Code Quality No test files exist anywhere in the repository — no unit, integration, or end-to-end framework is configured or referenced. Error handling in the backend services defaults to generic try-catch blocks with console.error logging and raw exception messages passed to clients. The dashboard’s useCatch composable is a notable exception: it provides structured client-side error recovery with typed error maps, toast notifications, and async recovery callbacks. TypeScript is used consistently across all services with basic type safety, but no ESLint or Prettier configuration exists at the workspace level. The overall quality discipline is low for a tool intended for production self-hosting, though the TypeScript coverage and the useCatch pattern show awareness of quality concerns.
What Makes It Unique Litlyx’s most distinctive engineering decision is using Redis Streams as its event transport, which provides consumer group semantics, natural backpressure, and event replay without requiring Kafka or another dedicated broker — an unusually lightweight choice for a multi-service analytics pipeline. The license-key validation model for self-hosting — where a startup plugin checks a remote license server at boot and adjusts feature limits accordingly — is an uncommon hybrid between fully open self-hosting and a gated commercial product. The AI assistant integrated directly into the dashboard, with per-project context and conversational memory stored in MongoDB, goes beyond what most self-hosted analytics tools offer. The cookieless session tracking via a hashed combination of project ID, IP, and user-agent provides privacy-preserving visitor identification without browser storage, a technically sound alternative to fingerprinting.
Self-Hosting
Litlyx is licensed under the Apache License 2.0, which is a permissive open-source license. You are free to use, modify, and distribute the software commercially, deploy it internally, and integrate it into proprietary systems without triggering copyleft obligations on your own code. The license requires attribution and preservation of the original license notice, but imposes no restrictions on how you use the analytics data you collect.

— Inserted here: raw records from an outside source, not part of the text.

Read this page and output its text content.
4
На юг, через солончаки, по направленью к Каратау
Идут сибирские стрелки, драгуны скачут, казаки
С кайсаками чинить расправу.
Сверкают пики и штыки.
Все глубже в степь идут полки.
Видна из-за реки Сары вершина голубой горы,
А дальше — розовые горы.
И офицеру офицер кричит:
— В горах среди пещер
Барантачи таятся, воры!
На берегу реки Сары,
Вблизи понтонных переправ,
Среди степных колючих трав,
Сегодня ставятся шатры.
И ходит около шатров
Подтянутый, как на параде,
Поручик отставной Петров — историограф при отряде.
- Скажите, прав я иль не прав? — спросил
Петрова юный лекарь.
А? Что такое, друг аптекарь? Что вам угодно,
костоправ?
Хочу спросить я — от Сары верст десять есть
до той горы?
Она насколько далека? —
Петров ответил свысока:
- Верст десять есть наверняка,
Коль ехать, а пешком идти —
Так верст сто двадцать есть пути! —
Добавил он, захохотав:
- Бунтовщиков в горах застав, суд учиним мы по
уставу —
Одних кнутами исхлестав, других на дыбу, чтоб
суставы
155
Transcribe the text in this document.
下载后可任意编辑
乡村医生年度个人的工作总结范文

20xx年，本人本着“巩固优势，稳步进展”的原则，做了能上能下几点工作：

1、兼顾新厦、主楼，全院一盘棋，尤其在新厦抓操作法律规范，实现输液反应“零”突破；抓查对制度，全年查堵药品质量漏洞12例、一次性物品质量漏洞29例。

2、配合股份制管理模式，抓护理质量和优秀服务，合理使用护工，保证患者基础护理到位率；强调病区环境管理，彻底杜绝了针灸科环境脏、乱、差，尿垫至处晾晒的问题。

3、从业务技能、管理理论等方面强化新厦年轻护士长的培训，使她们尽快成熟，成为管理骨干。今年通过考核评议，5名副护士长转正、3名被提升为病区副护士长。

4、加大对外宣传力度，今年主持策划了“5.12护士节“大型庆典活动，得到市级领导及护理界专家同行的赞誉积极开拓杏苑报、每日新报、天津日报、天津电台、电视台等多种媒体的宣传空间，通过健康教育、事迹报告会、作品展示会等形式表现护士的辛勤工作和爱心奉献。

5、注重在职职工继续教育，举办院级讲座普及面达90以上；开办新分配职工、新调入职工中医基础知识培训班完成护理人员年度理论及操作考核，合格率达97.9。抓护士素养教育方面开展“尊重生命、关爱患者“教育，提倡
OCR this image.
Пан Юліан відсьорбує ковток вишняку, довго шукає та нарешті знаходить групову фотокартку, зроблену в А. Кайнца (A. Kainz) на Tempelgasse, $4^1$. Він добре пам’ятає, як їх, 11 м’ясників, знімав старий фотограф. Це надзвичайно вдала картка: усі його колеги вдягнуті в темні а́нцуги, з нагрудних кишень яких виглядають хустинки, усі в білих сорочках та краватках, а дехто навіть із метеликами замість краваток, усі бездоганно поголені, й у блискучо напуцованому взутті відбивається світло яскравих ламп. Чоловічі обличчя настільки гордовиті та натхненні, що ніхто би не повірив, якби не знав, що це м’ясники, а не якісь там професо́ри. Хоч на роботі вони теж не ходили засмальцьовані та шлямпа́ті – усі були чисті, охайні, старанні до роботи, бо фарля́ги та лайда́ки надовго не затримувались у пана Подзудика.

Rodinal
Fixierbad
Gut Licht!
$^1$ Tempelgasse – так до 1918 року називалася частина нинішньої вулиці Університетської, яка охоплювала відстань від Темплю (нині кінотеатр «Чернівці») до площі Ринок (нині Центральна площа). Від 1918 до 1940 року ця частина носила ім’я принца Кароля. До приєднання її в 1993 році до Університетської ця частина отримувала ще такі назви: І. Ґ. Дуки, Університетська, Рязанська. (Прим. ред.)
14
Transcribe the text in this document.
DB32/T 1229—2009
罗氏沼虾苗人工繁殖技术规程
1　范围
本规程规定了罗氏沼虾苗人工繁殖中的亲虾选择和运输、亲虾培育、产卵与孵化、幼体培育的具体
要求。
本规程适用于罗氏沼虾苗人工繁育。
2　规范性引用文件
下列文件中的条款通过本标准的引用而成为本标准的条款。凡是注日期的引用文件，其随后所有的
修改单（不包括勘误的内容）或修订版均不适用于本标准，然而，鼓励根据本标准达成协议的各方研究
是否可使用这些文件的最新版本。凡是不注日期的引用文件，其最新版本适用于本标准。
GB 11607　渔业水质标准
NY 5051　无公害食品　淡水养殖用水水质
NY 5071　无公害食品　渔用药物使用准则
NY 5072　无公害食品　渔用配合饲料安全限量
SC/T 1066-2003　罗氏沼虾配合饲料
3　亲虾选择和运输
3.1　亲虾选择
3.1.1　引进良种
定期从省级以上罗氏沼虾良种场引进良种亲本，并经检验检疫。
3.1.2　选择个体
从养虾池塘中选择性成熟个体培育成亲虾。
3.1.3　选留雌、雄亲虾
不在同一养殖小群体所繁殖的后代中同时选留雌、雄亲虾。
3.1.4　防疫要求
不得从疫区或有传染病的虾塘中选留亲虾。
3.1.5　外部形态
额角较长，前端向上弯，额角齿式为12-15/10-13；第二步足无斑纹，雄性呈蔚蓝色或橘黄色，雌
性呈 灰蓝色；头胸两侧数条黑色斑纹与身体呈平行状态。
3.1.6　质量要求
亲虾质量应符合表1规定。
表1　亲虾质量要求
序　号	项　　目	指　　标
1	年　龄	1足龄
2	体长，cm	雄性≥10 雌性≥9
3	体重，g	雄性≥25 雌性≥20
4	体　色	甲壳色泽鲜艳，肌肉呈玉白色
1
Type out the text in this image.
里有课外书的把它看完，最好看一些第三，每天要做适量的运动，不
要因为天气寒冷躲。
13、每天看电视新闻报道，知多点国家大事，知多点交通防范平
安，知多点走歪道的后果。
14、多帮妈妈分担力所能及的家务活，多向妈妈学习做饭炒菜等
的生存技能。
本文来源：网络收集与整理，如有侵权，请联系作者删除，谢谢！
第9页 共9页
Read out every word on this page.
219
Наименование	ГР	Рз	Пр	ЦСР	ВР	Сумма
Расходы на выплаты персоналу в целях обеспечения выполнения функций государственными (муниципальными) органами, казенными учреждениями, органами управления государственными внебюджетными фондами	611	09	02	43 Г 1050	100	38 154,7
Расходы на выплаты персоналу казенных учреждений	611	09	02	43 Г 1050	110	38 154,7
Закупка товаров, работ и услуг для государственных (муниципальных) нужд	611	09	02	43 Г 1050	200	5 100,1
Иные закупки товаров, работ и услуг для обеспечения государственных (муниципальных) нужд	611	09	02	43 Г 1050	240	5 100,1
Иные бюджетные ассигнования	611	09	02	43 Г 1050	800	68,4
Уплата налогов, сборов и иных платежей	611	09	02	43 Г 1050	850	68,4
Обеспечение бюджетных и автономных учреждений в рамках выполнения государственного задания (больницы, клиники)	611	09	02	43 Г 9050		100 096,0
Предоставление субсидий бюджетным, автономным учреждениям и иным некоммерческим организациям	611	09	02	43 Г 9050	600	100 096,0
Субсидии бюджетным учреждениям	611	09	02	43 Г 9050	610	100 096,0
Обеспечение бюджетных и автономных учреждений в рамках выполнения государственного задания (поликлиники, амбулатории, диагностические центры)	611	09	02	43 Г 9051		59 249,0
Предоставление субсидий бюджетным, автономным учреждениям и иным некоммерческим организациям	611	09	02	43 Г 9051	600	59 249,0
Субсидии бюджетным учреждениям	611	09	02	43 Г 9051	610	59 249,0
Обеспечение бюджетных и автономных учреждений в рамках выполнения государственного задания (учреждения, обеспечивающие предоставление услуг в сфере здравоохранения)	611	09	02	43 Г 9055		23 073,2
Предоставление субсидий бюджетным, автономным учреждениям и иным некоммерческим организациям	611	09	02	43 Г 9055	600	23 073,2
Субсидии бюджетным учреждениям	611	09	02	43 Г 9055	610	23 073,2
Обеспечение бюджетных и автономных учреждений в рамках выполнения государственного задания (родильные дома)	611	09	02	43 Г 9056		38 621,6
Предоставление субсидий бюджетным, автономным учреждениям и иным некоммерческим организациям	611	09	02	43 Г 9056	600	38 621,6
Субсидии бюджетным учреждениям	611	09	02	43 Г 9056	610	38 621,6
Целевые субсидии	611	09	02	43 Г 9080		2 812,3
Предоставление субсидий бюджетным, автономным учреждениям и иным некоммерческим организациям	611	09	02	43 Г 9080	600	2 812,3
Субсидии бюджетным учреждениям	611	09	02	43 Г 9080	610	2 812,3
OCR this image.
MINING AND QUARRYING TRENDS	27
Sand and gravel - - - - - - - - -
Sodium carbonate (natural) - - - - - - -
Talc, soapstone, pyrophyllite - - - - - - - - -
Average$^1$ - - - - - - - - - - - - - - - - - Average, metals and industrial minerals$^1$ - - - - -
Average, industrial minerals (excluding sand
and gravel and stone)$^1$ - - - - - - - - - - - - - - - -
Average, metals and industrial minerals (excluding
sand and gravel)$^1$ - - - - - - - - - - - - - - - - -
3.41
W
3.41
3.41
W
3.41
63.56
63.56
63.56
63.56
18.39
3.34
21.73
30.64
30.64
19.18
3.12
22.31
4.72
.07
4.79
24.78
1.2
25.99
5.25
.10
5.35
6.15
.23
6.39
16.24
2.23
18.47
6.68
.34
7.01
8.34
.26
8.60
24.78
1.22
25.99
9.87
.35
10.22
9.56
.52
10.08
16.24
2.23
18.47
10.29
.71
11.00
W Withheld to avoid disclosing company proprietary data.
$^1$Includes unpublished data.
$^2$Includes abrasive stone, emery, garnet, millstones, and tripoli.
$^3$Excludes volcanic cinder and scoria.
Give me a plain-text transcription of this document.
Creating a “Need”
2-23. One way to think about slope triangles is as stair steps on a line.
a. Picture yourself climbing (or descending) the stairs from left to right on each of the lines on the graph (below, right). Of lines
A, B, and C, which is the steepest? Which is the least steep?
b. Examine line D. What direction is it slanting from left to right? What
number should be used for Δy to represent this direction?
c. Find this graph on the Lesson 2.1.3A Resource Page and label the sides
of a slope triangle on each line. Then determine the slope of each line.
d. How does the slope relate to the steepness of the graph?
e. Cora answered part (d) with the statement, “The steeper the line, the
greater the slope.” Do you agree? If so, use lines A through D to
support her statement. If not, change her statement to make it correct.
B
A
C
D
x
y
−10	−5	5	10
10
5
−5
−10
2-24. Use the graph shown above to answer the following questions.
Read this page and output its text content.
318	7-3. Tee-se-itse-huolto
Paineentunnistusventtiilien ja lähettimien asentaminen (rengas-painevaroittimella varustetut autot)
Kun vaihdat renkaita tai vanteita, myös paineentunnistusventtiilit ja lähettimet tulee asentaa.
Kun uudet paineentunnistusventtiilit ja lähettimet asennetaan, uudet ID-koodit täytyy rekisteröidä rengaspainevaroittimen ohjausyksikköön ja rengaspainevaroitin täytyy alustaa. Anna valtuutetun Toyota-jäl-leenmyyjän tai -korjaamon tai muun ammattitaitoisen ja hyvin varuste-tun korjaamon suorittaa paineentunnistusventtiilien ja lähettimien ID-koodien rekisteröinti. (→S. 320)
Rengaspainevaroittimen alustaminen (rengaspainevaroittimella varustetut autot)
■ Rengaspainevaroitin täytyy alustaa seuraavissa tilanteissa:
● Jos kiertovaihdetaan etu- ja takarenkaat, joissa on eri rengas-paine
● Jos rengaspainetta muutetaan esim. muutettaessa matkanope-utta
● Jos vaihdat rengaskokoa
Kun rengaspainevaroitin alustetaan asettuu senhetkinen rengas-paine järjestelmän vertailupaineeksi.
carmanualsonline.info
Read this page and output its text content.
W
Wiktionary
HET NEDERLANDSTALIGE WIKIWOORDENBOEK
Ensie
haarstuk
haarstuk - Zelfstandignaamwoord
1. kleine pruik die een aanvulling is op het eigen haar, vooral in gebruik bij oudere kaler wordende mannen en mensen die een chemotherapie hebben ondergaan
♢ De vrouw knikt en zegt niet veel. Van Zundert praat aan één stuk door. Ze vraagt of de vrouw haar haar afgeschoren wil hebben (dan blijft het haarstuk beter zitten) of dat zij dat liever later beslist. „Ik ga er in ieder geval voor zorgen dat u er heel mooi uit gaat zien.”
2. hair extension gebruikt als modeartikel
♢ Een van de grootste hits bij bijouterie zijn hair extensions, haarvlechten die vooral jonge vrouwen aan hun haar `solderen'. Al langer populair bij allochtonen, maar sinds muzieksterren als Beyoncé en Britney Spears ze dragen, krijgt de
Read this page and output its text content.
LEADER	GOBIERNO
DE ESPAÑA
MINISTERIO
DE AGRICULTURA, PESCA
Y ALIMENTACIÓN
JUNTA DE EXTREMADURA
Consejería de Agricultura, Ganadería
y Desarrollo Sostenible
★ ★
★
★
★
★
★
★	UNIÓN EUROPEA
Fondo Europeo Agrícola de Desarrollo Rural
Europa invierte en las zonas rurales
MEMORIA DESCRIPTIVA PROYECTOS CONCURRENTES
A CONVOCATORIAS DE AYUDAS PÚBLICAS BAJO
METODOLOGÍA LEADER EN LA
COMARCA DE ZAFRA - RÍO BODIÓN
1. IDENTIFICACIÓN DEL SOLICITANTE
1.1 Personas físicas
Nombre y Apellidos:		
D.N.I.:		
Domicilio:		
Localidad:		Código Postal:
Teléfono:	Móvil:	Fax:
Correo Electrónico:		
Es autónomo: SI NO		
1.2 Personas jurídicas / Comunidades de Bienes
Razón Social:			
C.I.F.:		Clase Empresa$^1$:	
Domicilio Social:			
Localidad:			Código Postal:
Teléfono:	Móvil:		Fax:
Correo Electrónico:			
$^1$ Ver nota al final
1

Running Litlyx yourself means operating and maintaining three Node.js services (producer, consumer, dashboard), a MongoDB instance, and a Redis instance. The Docker Compose setup handles the initial orchestration, but you are responsible for persistence volumes, backups, MongoDB replica sets if you need high availability, Redis persistence configuration, SSL termination, and rotating credentials. The AI assistant feature additionally requires you to supply your own OpenAI API key and configure it via environment variables — it is disabled by default in self-hosted mode. A self-hosted installation requires a license key obtained from litlyx.com to unlock full feature parity; without it, the dashboard boots into a degraded mode.
Compared to the managed cloud offering at dashboard.litlyx.com, self-hosting means you handle upgrades manually by pulling new Docker images and re-running compose, monitor your own uptime, and have no SLA or support tier. The cloud version removes all infrastructure burden and includes managed AI features, but means your visitor data is processed on Litlyx’s servers rather than your own. For teams with strict data residency requirements or existing MongoDB and Redis infrastructure, self-hosting is the clear path; for teams that want analytics without operational overhead, the cloud tier is a practical alternative.